Using the Baby X UTF-8 utility functions

The Baby X UTF-8 utility functions are a simple set of functions which make it easy to manipulate UTF-8. All Baby X API functions which accept a char * accept UTF-8. The functions are easy to use and efficient.

What is UTF-8

Unicode is a character encoding which represents all the glyphs in common use in human languages. So not just English letters, like ASCII, but also Greek and Arabic and Japanese and so on. It was originally thought that 64,000 characters would be enough, and so the original version of Unicode was a 16-bit character set. This proved to be a big mistake. More than 64,000 characters were needed. And there was a massive amount of legacy code which expected strings in ASCII, and couldn't work with 16-bit wide characters.

So to address these probles, UTF-8 was invented. It is backwards compatible with ASCII. So every ASCII string is also a valid UTF-8 string. However ASCII is only a seven bit encoding, whilst bytes have eight bits. So UTF-8 exploits the extra high bit. If the high bit is set, the character is part of a multi-byte encoding of a Unicode value greater than 127. The higher the value, the more bytes used. There might be one (for ASCII), two, three, or even four UTF-8 bytes used to encode a single Unicode value, or "code point".

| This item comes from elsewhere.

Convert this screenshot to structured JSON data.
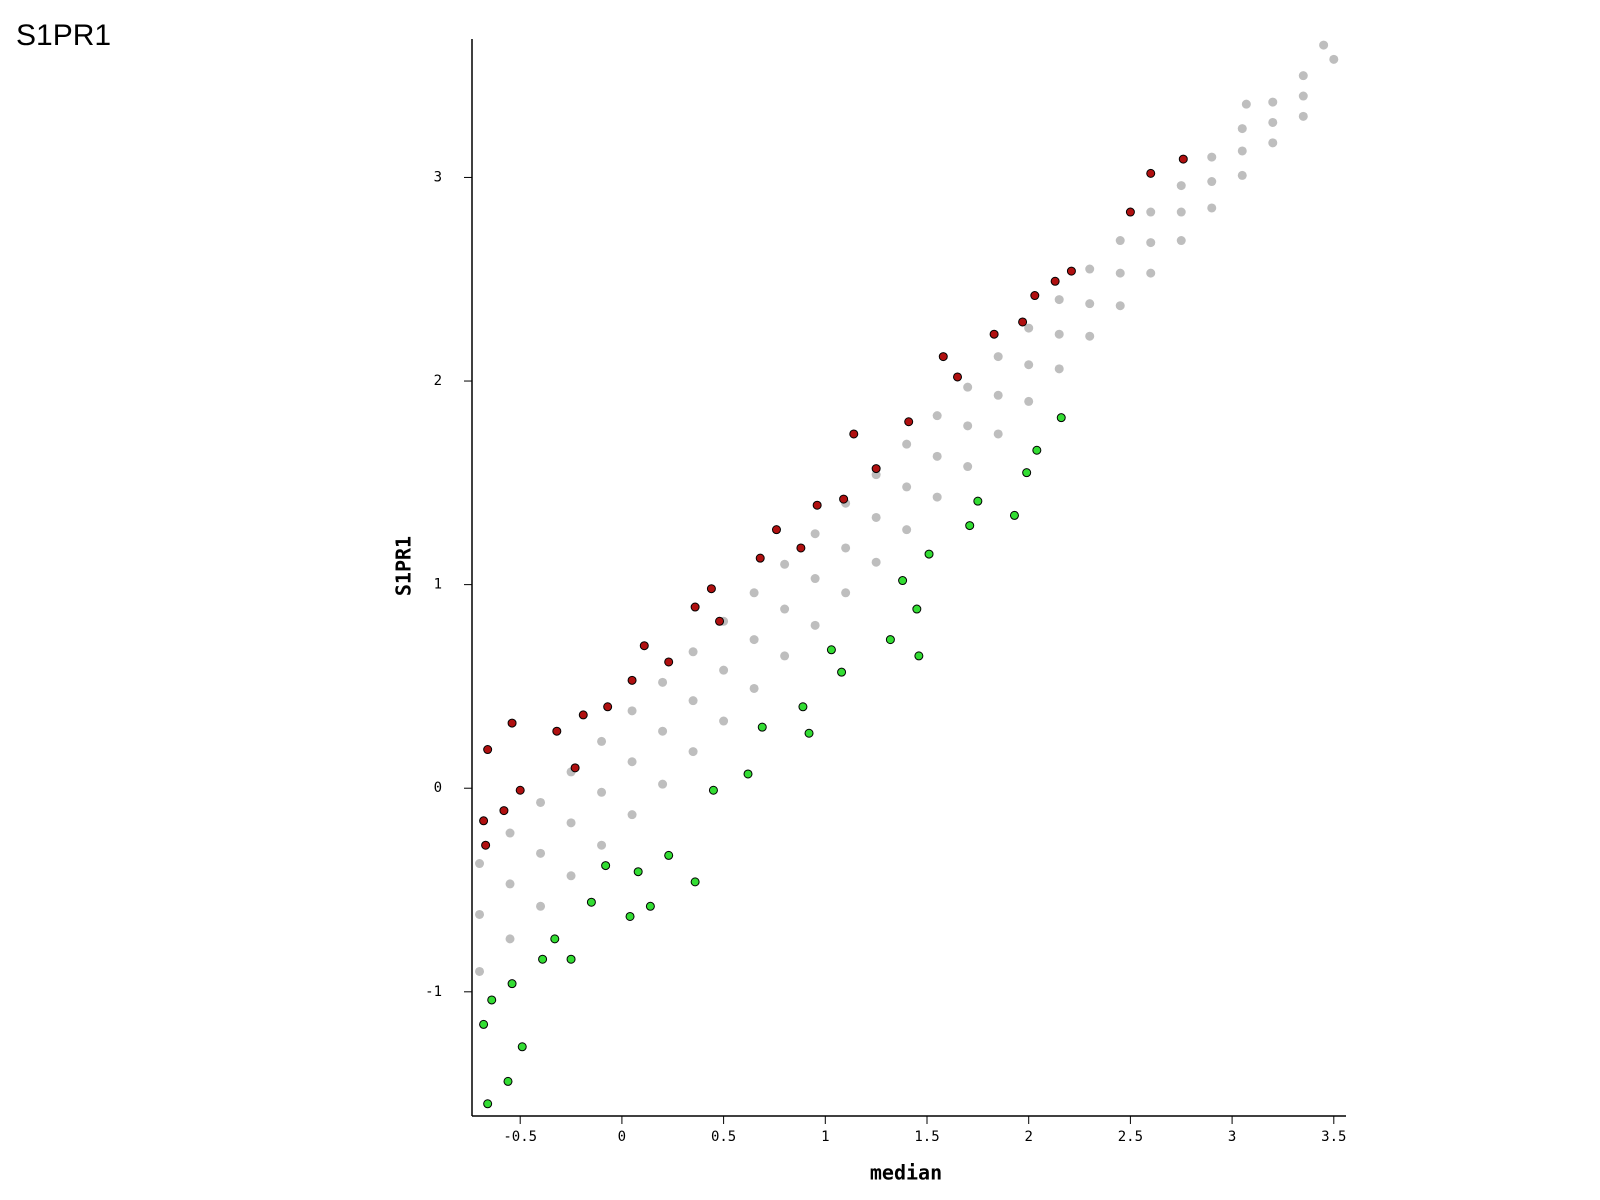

You don't have to know the details of how UTF-8 works to use the Baby X utility functions successfully, but for the curious, here are the details:

0xxxxxxx - ASCII character
1xxxxxxx - Part of a multibyte character

Bytes	Bits	Hex Min	Hex Max	Byte Sequence in Binary
1	7	00000000	0000007f	0zzzzzzz
2	13	00000080	0000207f	10zzzzzz 1yyyyyyy
3	19	00002080	0008207f	110zzzzz 1yyyyyyy 1xxxxxxx
4	25	00082080	0208207f	1110zzzz 1yyyyyyy 1xxxxxxx 1wwwwwww
5	31	02082080	7fffffff	11110zzz 1yyyyyyy 1xxxxxxx 1wwwwwww 1vvvvvvv

The bits included in the byte sequence is biased by the minimum value so that if all the z's, y's, x's, w's, and v's are zero, the minimum value is represented. In the byte sequences, the lowest-order encoded bits are in the last byte; the high-order bits (the z's) are in the first byte.

An easy way to remember this transformation format is to note that the number of high-order 1's in the first byte is the same as the number of subsequent bytes in the multibyte character:

The Baby X UTF-8 utility functions


        int bbx_isutf8z(const char *str);
        int bbx_utf8_skip(const char *utf8);
        int bbx_utf8_getch(const char *utf8);
        int bbx_utf8_putch(char *out, int ch);
        int bbx_utf8_charwidth(int ch);
        int bbx_utf8_Nchars(const char *utf8);

Examples


   int *uft8toUnicode(const char *utf8)
   {
      int *result;
      const char *ptr;
      int N;
      int i;

      /* are we passed a valid UTF-8 string? */
      if (!bbx_utf8_isutf8z(utf8))
        return 0;
      /* count the character so we know how many to allocate */
      N = bbx_utf8_Nchars(utf8);
      result = malloc((N +1) * sizeof(int));

      /* pull out the characters are return as an array of code points */
      ptr = utf8;
      for (i =0; i < N + 1; i++)
      {
        int codepoint = bbx_utf8_getch(ptr);
        result[i] = ch;
        ptr += bbx_uf8_skip(ptr);
      }

      return result;
   }

This is code to convert from UTF-8 to Unicode code points.


	char *utf16toutf8(wchar_t *utf16)
        {
           int size = 0;;
           int i;
           char *result;
           char *ptr;
 
           /* get the size of the output buffer */
           for (i =0; utf16[i]; i++)
              size += bbx_utf8_charwidth(utf16[i]);
           size++;

           result = malloc(size);
           ptr = result;

           /* now put the characters into the buffer in UTF-8 */
           for (i =0; utf16[i]; i++)
           {
              ptr += bbx_utf8_putch(ptr, utf16[i]);
           }
           /* add the nul */
           *ptr++ = 0;

           return result;
        }

This is code to convert from a wide character encoding to UTF-8.